Studie: Psychische Erkrankungen erhöhen Long-COVID-Risiko

Boston – Frauen, die vor einer Infektion mit SARS-CoV-2 unter Depressionen, Angstzuständen, Stress oder Einsamkeit litten oder sich Sorgen um eine mögliche Infektion machten, erkrankten später häufiger an Long COVID. Dies kam in einer prospektiven Beobachtungsstudie in JAMA Psychiatry (2022; DOI: 10.1001/jamapsychiatry.2022.2640) heraus.
Es ist bekannt, dass psychische Erkrankungen die Abwehrkräfte gegen Infektionen schwächen können. So hatten in einer früheren Studie Forscher der Carnegie Mellon University in Pittsburgh 55 gesunde Probanden absichtlich mit dem Influenza A-Virus infiziert. Die Teilnehmer, die vorher in einem Fragebogen einen vermehrten psychischen Stress angegeben hatten, erkrankten schwerer und in ihren Nasenabstrichen wurden erhöhte Konzentrationen von Interleukin 6 gefunden, das vom Immunsystem für die Abwehr von Infektionen benötigt wird (Psychosomatic Medicine 1999; 61: 175-180).
Epidemiologen der Harvard School of Public Health in Boston haben jetzt untersucht, ob psychische Erkrankungen auch das Risiko auf Long COVID erhöhen. Dies geschah nicht in einer experimentellen Studie, was ethisch wohl bedenklich wäre, sondern in einer prospektiven Beobachtungsstudie.
Siwen Wang und Mitarbeiter hatten zu Beginn der Pandemie im April und Mai 2020 Fragebögen an mehr als 105.000 überwiegend weibliche (96,6 %) Teilnehmer der „Nurses Health Study“ 2 und 3 sowie der „Growing Up Today Study“ verschickt. Sie erkundigten sich unter anderem nach psychischen Störungen und nach den Ängsten und Sorgen, die die Pandemie bei ihnen auslöst.
Von 54.960 Teilnehmerinnen, die den Fragebogen zurückschickten, infizierten sich in den folgenden 19 Monaten 3.193 mit SARS-CoV-2, von denen 1.403 auch vier Wochen danach noch unter mindestens 1 Long COVID-Symptom litten. Am häufigsten waren Müdigkeit (56,0 %), Geruchs- oder Geschmacksprobleme (44,6 %), Kurzatmigkeit (25,5 %), Verwirrtheit/Desorientierung/„Brain fog“ (24,5 %) und Gedächtnisstörungen (21,8 %).
Ein Abgleich mit dem Fragebogen, den die Teilnehmerinnen vor der Infektion ausgefüllt hatten, ergab, dass depressive Störungen mit einem um 32 % erhöhten Risiko auf ein Long COVID assoziiert waren. Die von Wang ermittelte Risk Ratio (RR) von 1,32 war mit einem 95-%-Konfidenzintervall von 1,12 bis 1,55 signifikant. Auch Angststörungen (RR 1,42; 1,23-1,65), Sorge um COVID-19 (RR 1,37; 1,17-1,61), erhöhter Stress (RR 1,46; 1,18-1,81 für das höchste im Vergleich zum niedrigsten Quartil) und Einsamkeit (RR 1,32; 1,08-1,61) waren jeweils mit Long COVID assoziiert.

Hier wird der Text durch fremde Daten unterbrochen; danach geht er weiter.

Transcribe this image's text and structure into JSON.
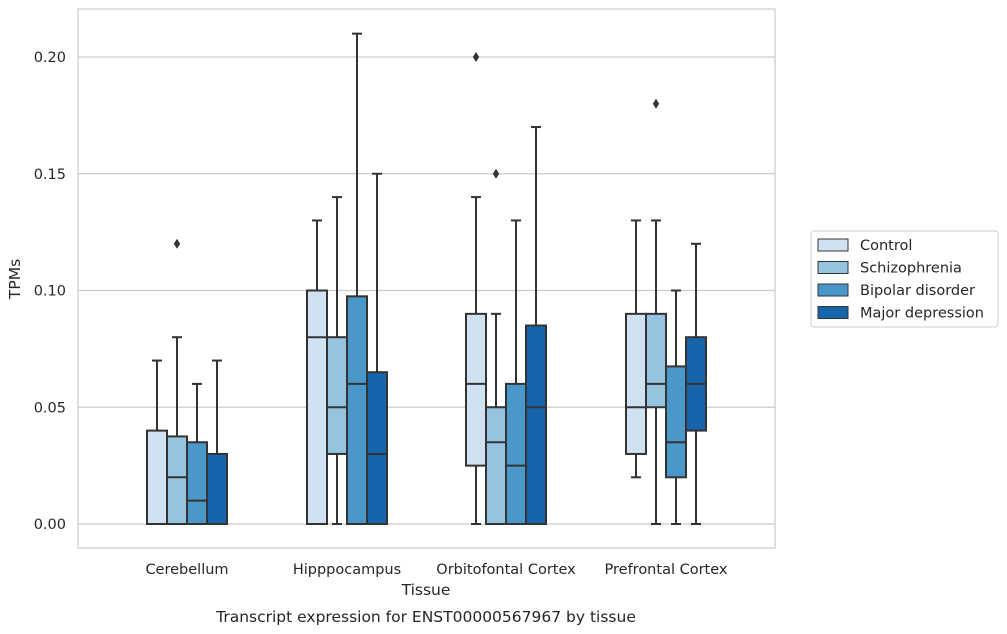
{
  "chart_data": {
    "type": "box",
    "caption": "Transcript expression for ENST00000567967 by tissue",
    "xlabel": "Tissue",
    "ylabel": "TPMs",
    "ylim": [
      -0.01,
      0.22
    ],
    "yticks": [
      0.0,
      0.05,
      0.1,
      0.15,
      0.2
    ],
    "ytick_labels": [
      "0.00",
      "0.05",
      "0.10",
      "0.15",
      "0.20"
    ],
    "grid": "horizontal",
    "legend_position": "right",
    "categories": [
      "Cerebellum",
      "Hipppocampus",
      "Orbitofontal Cortex",
      "Prefrontal Cortex"
    ],
    "series": [
      {
        "name": "Control",
        "color": "#d0e1f2",
        "boxes": [
          {
            "whislo": 0.0,
            "q1": 0.0,
            "med": 0.0,
            "q3": 0.04,
            "whishi": 0.07,
            "fliers": []
          },
          {
            "whislo": 0.0,
            "q1": 0.0,
            "med": 0.08,
            "q3": 0.1,
            "whishi": 0.13,
            "fliers": []
          },
          {
            "whislo": 0.0,
            "q1": 0.025,
            "med": 0.06,
            "q3": 0.09,
            "whishi": 0.14,
            "fliers": [
              0.2
            ]
          },
          {
            "whislo": 0.02,
            "q1": 0.03,
            "med": 0.05,
            "q3": 0.09,
            "whishi": 0.13,
            "fliers": []
          }
        ]
      },
      {
        "name": "Schizophrenia",
        "color": "#94c4df",
        "boxes": [
          {
            "whislo": 0.0,
            "q1": 0.0,
            "med": 0.02,
            "q3": 0.0375,
            "whishi": 0.08,
            "fliers": [
              0.12
            ]
          },
          {
            "whislo": 0.0,
            "q1": 0.03,
            "med": 0.05,
            "q3": 0.08,
            "whishi": 0.14,
            "fliers": []
          },
          {
            "whislo": 0.0,
            "q1": 0.0,
            "med": 0.035,
            "q3": 0.05,
            "whishi": 0.09,
            "fliers": [
              0.15
            ]
          },
          {
            "whislo": 0.0,
            "q1": 0.05,
            "med": 0.06,
            "q3": 0.09,
            "whishi": 0.13,
            "fliers": [
              0.18
            ]
          }
        ]
      },
      {
        "name": "Bipolar disorder",
        "color": "#4a98c9",
        "boxes": [
          {
            "whislo": 0.0,
            "q1": 0.0,
            "med": 0.01,
            "q3": 0.035,
            "whishi": 0.06,
            "fliers": []
          },
          {
            "whislo": 0.0,
            "q1": 0.0,
            "med": 0.06,
            "q3": 0.0975,
            "whishi": 0.21,
            "fliers": []
          },
          {
            "whislo": 0.0,
            "q1": 0.0,
            "med": 0.025,
            "q3": 0.06,
            "whishi": 0.13,
            "fliers": []
          },
          {
            "whislo": 0.0,
            "q1": 0.02,
            "med": 0.035,
            "q3": 0.0675,
            "whishi": 0.1,
            "fliers": []
          }
        ]
      },
      {
        "name": "Major depression",
        "color": "#1764ab",
        "boxes": [
          {
            "whislo": 0.0,
            "q1": 0.0,
            "med": 0.0,
            "q3": 0.03,
            "whishi": 0.07,
            "fliers": []
          },
          {
            "whislo": 0.0,
            "q1": 0.0,
            "med": 0.03,
            "q3": 0.065,
            "whishi": 0.15,
            "fliers": []
          },
          {
            "whislo": 0.0,
            "q1": 0.0,
            "med": 0.05,
            "q3": 0.085,
            "whishi": 0.17,
            "fliers": []
          },
          {
            "whislo": 0.0,
            "q1": 0.04,
            "med": 0.06,
            "q3": 0.08,
            "whishi": 0.12,
            "fliers": []
          }
        ]
      }
    ]
  }
}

Bei ihren Berechnungen konnte Wang eine Reihe von persönlichen Faktoren (Alter, Geschlecht, ethnische Herkunft, Beschäftigung im Gesundheitswesen und Ausbildung des Partners), Tabakrauchen und Body-Mass-Index sowie eine Reihe von Begleiterkrankungen (Diabetes, Bluthochdruck, hoher Cholesterinspiegel, Asthma und Krebs) berücksichtigen.
Das ist keine Gewähr dafür, dass der Assoziation eine Kausalität zugrunde liegt, unterstützt aber einen Zusammenhang, zumal es eine „Dosis-Wirkungsbeziehung“ gab: Personen mit 2 oder mehr Dystress-Symptomen hatten ein höheres Risiko (RR 1,49; 1,23-1,80) als Personen mit nur einem Dystress-Symptom (RR 1,28; 1,06-1,54).
Die Symptome waren keineswegs banal. Insgesamt 783 der 1.403 Personen klagten über eine Beeinträchtigung des täglichen Lebens, die durch alle Arten von Stress verstärkt wurde. Die Risk Ratios lagen hier zwischen 1,15 und 1,51.
Wang warnt davor, Long COVID als psychosomatische Erkrankung zu interpretieren. Abgesehen davon, dass mehr als 40 % der Betroffenen bei der ersten Befragung keine psychischen Belastungen angegeben hatten, würden sich die Long COVID-Symptome auch deutlich von psychischen Krankheitssymptomen unterscheiden.